Agence de presse internationale AhlulBayt (ABNA) : Tucker Carlson, figure emblématique du conservatisme américain et ancien animateur vedette de Fox News, a provoqué une onde de choc dans le paysage politique américain en reconnaissant publiquement ses erreurs passées concernant l'Islam et les musulmans. Dans une interview accordée à Sky News, il a déclaré : « Pendant des années, j'ai répété dans mes émissions que le problème, c'était l'Islam, que les musulmans étaient le problème, qu'ils voulaient tous nous tuer. J'étais hystérique et j'y croyais. Maintenant, je sais que ce n'est pas vrai et que rien de tout cela n'était exact. »

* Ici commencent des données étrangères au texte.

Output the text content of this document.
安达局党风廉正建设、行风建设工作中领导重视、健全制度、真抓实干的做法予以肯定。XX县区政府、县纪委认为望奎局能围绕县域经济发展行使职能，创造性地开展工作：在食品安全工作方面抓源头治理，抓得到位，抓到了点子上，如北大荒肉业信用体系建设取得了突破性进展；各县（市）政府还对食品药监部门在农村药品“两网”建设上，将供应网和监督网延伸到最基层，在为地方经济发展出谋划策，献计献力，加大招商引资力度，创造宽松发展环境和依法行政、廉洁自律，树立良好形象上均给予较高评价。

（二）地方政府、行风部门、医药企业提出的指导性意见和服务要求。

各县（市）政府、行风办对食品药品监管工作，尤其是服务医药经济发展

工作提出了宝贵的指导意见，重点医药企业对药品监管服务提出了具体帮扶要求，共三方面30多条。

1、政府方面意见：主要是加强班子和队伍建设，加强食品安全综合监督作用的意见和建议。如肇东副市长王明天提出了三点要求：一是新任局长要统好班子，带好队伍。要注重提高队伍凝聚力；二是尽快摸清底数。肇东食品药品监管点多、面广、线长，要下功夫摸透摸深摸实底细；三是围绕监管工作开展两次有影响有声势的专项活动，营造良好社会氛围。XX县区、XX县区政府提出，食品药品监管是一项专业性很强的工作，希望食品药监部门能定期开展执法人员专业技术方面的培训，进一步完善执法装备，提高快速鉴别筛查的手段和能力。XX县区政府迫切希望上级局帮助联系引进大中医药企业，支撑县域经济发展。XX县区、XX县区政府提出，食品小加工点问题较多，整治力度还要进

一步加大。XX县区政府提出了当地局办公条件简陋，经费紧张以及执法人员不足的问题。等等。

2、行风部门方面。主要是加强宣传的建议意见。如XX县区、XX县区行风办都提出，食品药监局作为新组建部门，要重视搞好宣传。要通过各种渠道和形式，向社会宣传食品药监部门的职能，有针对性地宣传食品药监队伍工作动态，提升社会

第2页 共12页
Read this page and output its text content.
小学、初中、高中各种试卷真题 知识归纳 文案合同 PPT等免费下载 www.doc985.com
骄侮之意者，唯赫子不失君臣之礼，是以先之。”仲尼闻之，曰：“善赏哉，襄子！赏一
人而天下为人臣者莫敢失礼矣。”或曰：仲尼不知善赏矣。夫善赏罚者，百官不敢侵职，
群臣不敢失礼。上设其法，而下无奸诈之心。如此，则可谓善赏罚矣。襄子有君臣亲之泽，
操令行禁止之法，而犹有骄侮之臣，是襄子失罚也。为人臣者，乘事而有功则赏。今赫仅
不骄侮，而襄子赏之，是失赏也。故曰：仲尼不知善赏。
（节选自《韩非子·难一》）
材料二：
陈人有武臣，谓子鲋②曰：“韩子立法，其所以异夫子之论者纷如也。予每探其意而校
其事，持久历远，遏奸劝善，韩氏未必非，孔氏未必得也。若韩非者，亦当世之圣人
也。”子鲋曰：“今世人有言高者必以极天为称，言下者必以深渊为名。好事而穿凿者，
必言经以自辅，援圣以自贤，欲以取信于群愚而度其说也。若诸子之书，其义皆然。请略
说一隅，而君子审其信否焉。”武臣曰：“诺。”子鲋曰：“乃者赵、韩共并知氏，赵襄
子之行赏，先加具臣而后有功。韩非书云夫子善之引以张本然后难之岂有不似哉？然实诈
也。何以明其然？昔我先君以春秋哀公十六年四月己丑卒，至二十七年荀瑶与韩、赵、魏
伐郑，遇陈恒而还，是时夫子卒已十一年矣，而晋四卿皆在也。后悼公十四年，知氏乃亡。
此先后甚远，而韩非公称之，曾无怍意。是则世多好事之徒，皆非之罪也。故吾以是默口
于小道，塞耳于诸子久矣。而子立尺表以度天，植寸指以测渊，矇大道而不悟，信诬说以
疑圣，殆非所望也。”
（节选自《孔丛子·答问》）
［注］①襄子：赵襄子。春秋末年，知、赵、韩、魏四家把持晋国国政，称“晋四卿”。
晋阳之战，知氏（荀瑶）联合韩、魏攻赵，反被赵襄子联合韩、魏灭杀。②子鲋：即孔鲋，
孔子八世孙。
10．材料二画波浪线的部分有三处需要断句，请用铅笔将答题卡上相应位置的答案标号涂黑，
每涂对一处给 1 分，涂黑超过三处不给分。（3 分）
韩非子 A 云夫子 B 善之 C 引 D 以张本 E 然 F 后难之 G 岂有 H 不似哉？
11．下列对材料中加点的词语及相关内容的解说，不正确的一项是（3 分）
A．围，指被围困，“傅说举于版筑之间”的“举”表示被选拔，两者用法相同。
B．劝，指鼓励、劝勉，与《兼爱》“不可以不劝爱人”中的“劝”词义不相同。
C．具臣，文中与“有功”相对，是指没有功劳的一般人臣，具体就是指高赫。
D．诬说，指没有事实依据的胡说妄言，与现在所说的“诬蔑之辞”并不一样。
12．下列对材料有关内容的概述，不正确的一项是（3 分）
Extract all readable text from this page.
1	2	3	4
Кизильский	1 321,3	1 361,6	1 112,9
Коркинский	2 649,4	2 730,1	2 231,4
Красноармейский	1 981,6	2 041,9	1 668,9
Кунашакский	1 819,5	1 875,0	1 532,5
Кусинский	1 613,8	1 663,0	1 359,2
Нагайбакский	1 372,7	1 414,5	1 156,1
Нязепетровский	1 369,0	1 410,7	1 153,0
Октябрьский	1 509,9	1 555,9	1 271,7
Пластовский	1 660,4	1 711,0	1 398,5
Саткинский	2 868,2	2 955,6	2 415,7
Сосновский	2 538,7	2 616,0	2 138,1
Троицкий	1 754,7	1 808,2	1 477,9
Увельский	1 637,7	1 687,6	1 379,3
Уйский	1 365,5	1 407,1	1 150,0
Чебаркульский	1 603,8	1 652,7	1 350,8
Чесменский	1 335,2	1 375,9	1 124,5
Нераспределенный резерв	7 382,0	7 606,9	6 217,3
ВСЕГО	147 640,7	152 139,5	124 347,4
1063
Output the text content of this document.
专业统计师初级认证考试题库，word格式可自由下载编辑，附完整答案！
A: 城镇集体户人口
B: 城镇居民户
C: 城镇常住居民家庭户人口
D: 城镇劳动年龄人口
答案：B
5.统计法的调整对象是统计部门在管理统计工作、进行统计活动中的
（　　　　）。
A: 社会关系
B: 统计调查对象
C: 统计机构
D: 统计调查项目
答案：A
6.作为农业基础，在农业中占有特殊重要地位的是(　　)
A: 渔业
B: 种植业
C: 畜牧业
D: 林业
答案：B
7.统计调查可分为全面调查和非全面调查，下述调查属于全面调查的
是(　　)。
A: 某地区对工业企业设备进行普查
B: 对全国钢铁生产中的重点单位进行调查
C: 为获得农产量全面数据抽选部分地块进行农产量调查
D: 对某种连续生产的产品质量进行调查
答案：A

Ces aveux, rapportés par le magazine Newsweek, surviennent après une série de changements politiques majeurs chez Carlson. En 2026, il a annoncé la fin de son soutien à Donald Trump, s'est excusé d'avoir « égaré les Américains » dans son précédent soutien au président, et a quitté le Parti républicain. Ce revirement intervient après des années de critiques de la part d'organisations de défense des droits civiques, dont le Council on American-Islamic Relations (CAIR), qui l'avaient accusé de promouvoir des discours islamophobes, anti-immigrés et alignés sur des idéologies suprémacistes.
Une évolution vers une critique ouverte du régime sioniste
La transformation de Carlson ne se limite pas à sa vision de l'Islam. Il a également modifié son discours concernant le régime sioniste, qu'il critique désormais ouvertement. Interrogé sur ses positions, il a déclaré : « L'Israël que j'ai visité il y a des décennies ne ressemble en rien à l'Israël d'aujourd'hui. Il a complètement changé, et j'en suis profondément désolé. »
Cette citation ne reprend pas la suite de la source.